I am deleting my Facebook account.
Yes, I’ve joined the growing chorus, eager to show my dissatisfaction with Facebook’s reckless data collection practices. Witness Facebook’s tumbling stock price — the company’s market cap fell by more than $100 billion between February and the beginning of April, and most of that fall occurred late into March — as public understanding of Facebook’s policies has grown.
But, as Internet users all over the world grapple with Facebook’s unethical business practices, it is important to remember the scope of this problem is far greater than most of us realize, and to know Facebook is not the only tech giant collecting and mining personal data on a massive scale.
It may not surprise you to know that Facebook has kept logs of every picture, message, and video you’ve ever uploaded onto the site. What may surprise you is that Facebook has generated a profile of interests based on your usage of its site and the sites you visit after you’ve been on Facebook. It may also surprise you to know that, unless you’ve carefully calibrated your settings, Facebook likely has records of everything from your phone calls to your geographical locations.
After bowing to international outrage and offering a weak apology, Facebook recently responded to criticism by insisting users had agreed to intrusive data collection schemes in acquiring access to its products and services. However, in a Washington Post op-ed, Cornell University’s Ifeoma Ajunwa has pointed out that while consumers bear responsibility for their choices, Facebook’s changing terms of service and its lack of information about data governance leave consumers in the dark about its collection practices.
While Facebook is beginning, we hope, to change its data collection policies and ensure its users at least a modicum of real privacy, it is important to remember Facebook is by no means the only company acquiring and exploiting enormous amounts of user data.
In an enlightening Twitter thread, independent data consultant Dylan Curran highlighted some of the many ways Google siphons data from users who have accepted the default privacy settings.

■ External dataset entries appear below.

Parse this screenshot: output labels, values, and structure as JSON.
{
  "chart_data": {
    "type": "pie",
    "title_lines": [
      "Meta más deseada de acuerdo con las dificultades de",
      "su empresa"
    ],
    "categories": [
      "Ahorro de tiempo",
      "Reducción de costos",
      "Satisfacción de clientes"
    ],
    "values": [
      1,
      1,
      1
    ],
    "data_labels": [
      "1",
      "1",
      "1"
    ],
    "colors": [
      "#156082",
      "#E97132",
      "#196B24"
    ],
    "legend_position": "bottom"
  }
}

Do you use Google to search online? Google creates a search history linked to your Google account and all the devices that have access to the account, meaning your computer, your smartphone, your television, and more. Google also compiles a profile of consumer preferences based on your searches, the contents of your email messages (if you use Gmail), your Google Hangout sessions, and what you read via Google News or through other services you access via the Google Chrome web browser. Do you use Google Maps? Google has a record of everywhere you’ve been and at what time.
Do you have the “right to be forgotten”? Perhaps, but much like your search history, Google also has data about any photo, video, or message you thought you had deleted.
The problem does not begin or end with Facebook and Google. Twitter has accumulated vast stores of data on its users, which you can also request. Amazon may collect more data than any other company, not only as you purchase products through its website, but anytime you visit a website powered by Amazon Web Services, which handles the lion’s share of modern Internet traffic.
To what extent do Amazon, Google, or Twitter profile their users? More important, how are those profiles being used, and by whom are they being used?
These companies regularly proclaim that they protect the privacy of their users, but there are reasons to be skeptical of those claims on their face — most users have little or no knowledge of what data is being collected or how it is being used by the company that is gathering it. Consumers have no idea how to secure this data, no knowledge of its sale to third parties or the right to object in the event that such sales become known, and have no right to know when personal data has been compromised.
Moreover, consumers have no knowledge of the relationship between these companies and intelligence agencies, nor do they have any idea how the exchange and use of personal data affects their civil liberties.
EDITORIAL: Facebook’s reality check
What are likely to be the best remedies?
Consumer education is often cited as an important part of any solution. It is clear that Internet users need to be more aware and more astute, but most observers would agree that better educating users is not a wholly sufficient remedy.
It’s been suggested that, in the U.S., the Justice Department should break up companies like Amazon and Google. That might help in the short term, and punishing the “bad guys” has an emotional appeal. But it is an approach that misses the larger need, which is to provide the users of distributed digital information services with guarantees and protections regarding the collection and use of personal data that are not currently available under federal law.
Suggesting that we need an information consumer’s bill of rights may be the easy part. Creating legislation that would protect consumers and provide them with rights that are both explicit and meaningful will be a formidable task, given the complexity of the digital information environment and the depressing fact that our solons are not always invigorated by genuine challenges.
But asking the right questions and formulating the right policies about digital data collection and privacy and the rights of users are absolutely essential tasks, and one to which our lawmakers should give their undivided attention.